塞缪尔·格雷施曼:库恩的一个观点是,我们都习惯了某种改变思考方式的过程。在科学训练的过程中,你从学生时代起便会看到一些数据,对于那时的你来说,它们可能只是毫无意义的数字,在你看来它们就像纸张上的点。但是在训练的过程中,你会觉得这些信息变得有意义了。
Zachary Davis: You walk into class on day 1 and see a lot of data points on a graph. You have no idea what these data points mean. But over the course of the semester, you learn more and more about the data. Once you understand the data, you can start to interpret it.
扎卡里·戴维斯:走进课堂的第一天,你会看到图表上的许多数据点。你不知道这些数据点意味着什么。但在整个学期里,你会了解到越来越多的关于数据的知识。一旦理解了数据,你就可以开始解读它们。
Samuel Gershman: I train you until you see things the same way that I see them. And then you may go on to develop new theories, but without necessarily questioning the basic kind of perceptual and conceptual assumptions.
塞缪尔·格雷施曼:我会训练你,直到你能够以和我相同的方式看待事物。然后你会继续发展新的理论,但不会质疑感知和概念上的那些基本的假设。
Zachary Davis: This is how a paradigm gets passed from one person to the next. A teacher instructs a student. The student builds on what they learned from the teacher, gathering new information and developing new theories. Then, the student teaches what they know to someone else. The student might come up with a brand new way of interpreting the data, but they accept the paradigm.
扎卡里·戴维斯:这就是范式如何从一个人传给另一个人。老师指导学生,学生以他们从老师那儿学来的东西为基础,收集新的信息,发展新的理论。然后学生再向别人传授自己学到的内容。学生可能会想出全新的方式来解读数据,但他们接受了范式。
Samuel Gershman: Kuhn's point was that you and I, in order to communicate about science, have to basically at some level see the world in the same way. And when that starts to break down, that's when scientific revolutions happen—when there could be a totally new way of seeing the world that is basically incompatible with the old way of measuring the world.
塞缪尔·格雷施曼:库恩的意思是,为了交流科学见解,在某种程度上我和你不得不以基本相同的方式看待世界。而一旦这种情况被打破,科学革命便会发生。那时会出现一种全新的看待世界的方式,与原来衡量世界的方式发生基本冲突。
Zachary Davis: In the time of Galileo, there were two competing theories about the planets’ movements: some people thought the sun revolved around the earth (that was one paradigm) and some people thought the earth revolved around the sun (that was the other).

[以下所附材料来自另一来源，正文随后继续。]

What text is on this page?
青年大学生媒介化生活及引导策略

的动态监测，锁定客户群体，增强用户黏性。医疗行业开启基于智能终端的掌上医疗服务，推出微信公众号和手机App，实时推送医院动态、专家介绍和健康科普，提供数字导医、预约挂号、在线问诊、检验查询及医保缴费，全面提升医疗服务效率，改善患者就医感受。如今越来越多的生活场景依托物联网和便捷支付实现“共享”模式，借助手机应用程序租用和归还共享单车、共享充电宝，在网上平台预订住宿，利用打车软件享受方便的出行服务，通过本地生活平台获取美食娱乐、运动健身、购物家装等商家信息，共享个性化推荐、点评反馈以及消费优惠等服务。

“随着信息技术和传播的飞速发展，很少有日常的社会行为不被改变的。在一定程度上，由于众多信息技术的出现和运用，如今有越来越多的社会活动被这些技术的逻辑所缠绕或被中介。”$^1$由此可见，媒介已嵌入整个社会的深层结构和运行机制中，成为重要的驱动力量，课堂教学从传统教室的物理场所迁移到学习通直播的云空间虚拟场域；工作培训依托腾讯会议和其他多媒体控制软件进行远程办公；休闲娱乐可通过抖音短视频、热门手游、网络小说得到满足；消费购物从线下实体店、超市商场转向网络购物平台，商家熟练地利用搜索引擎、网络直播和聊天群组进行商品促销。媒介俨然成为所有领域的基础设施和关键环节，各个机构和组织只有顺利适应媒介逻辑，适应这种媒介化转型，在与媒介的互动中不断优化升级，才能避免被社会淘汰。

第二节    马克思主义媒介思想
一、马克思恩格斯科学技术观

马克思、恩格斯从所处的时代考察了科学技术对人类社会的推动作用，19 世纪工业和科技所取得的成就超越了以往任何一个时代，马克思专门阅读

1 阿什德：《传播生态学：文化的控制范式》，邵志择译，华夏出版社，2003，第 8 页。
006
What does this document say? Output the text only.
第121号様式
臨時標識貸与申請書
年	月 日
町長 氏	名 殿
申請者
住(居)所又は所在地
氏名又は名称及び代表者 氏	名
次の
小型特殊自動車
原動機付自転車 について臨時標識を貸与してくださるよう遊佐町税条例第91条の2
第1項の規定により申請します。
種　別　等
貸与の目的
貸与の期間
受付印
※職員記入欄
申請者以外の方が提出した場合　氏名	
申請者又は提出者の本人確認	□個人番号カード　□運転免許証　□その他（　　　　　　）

扎卡里·戴维斯:在伽利略的时代,围绕着行星运动有两种针锋相对的理论:有人认为太阳绕着地球转,这是一种范式;还有人认为地球绕着太阳转,这是另一种范式。
Zachary Davis: This was no longer normal science. This was a paradigm shift. The scientists might have agreed about how the telescope worked and what it was showing them, but they didn’t agree on the fundamental beliefs about the way the system operated. The problem wasn’t their conclusions—it was their assumptions.
扎卡里·戴维斯:这已经不再是常规科学,而是范式的转变了。科学家们或许一致认同望远镜的工作原理以及用它能看到什么。但在太阳系的基本运行方式上,他们的基本观点并不统一。有问题的不是他们的结论,而是他们的假设。
Zachary Davis: In developing his theory of paradigm shifts, Kuhn was influenced by an 18th century movement called psychophysics. Psychophysics was developed by German physicists who wanted to study how people experience the world.
扎卡里·戴维斯:库恩在发展他的范式转换理论时,受到了18世纪精神物理学运动的启发。精神物理学是由德国物理学家创立的,他们希望研究人们是如何感知世界的。
Samuel Gershman: They were interested in the relationship between some external stimulus, like the loudness of a tone, and a person's internal representation of that stimulus.
塞缪尔·格雷施曼:他们乐于了解高音量的声音等外部刺激与人们对这些刺激的心理反应有什么关系。
Zachary Davis: Of course, the scientists couldn’t directly measure the way their subjects represented a stimulus. They couldn’t see what people were thinking. Instead, they measured the way a subject reacted.
扎卡里·戴维斯:当然,科学家无法直接衡量出受试者对刺激的心理反应方式,他们看不到人们在想什么。于是,他们转而衡量了受试者的外在反应。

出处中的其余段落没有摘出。